As Dhanraj acknowledges, others have, over the centuries, reckoned with the same theological questions that she poses but have still remained Christians. However, one cannot help but think, after reading her narrative, that if she had been exposed to Christianity’s theological foundations at the outset, when her family was initially presented with the option of converting, she could have made an informed decision about whether to adopt the faith. Perhaps this is a proposition that any reasonable person reading Dhanraj’s narrative, Christians included, can agree with. This is, in my view, one of the key messages from the book: when entering into a faith, religious inquiry and doubt should be welcomed, not squelched. Dhanraj explains how, after a period where she was an “Extian” and struggled to find her own identity in the aftermath of shedding her former faith, she found that her ancestral Hindu faith offered her the opportunity to undertake a genuine intellectual inquiry.

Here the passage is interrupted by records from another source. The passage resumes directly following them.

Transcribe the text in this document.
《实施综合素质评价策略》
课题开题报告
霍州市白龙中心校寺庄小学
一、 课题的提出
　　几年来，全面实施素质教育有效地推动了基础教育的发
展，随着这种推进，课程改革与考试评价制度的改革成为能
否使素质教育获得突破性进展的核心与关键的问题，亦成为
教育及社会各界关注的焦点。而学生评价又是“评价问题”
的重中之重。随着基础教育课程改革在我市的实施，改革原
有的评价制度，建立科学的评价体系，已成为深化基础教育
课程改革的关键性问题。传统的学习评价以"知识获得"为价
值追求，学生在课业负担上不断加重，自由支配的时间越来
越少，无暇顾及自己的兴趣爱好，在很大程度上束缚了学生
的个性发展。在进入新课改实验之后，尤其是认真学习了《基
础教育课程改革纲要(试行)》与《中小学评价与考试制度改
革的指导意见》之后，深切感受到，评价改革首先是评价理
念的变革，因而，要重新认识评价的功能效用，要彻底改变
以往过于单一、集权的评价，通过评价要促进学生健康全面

This brings Dhanraj’s story full circle, in that she found her way back to the very roots that her family had severed its connection with, in adopting Christianity. Anyone seeking a serious understanding of Christianity in India should read her memoir. The fact that it is written in English, as opposed to Telugu or another Bhāratīya language, means that her story has a larger potential audience beyond India alone. Christians outside of India who are contributing money to “save souls” in Bhārata through their own parishes would do well to educate themselves about the havoc that their perhaps well-intentioned donations are wreaking. Indeed, Dhanraj’s story is one that the world needs to hear, for no one, regardless of their faith background, should countenance the trauma and cruelty that religious conversion caused her family and others like them.
One of the key planks of postcolonialist discourse today is foregrounding the voices of those who have traditionally been marginalized and ignored. Dhanraj’s work is an important step in that direction. Her voice is an important and powerful contribution in the areas of religious freedom and human rights, one that is worthy of serious consideration.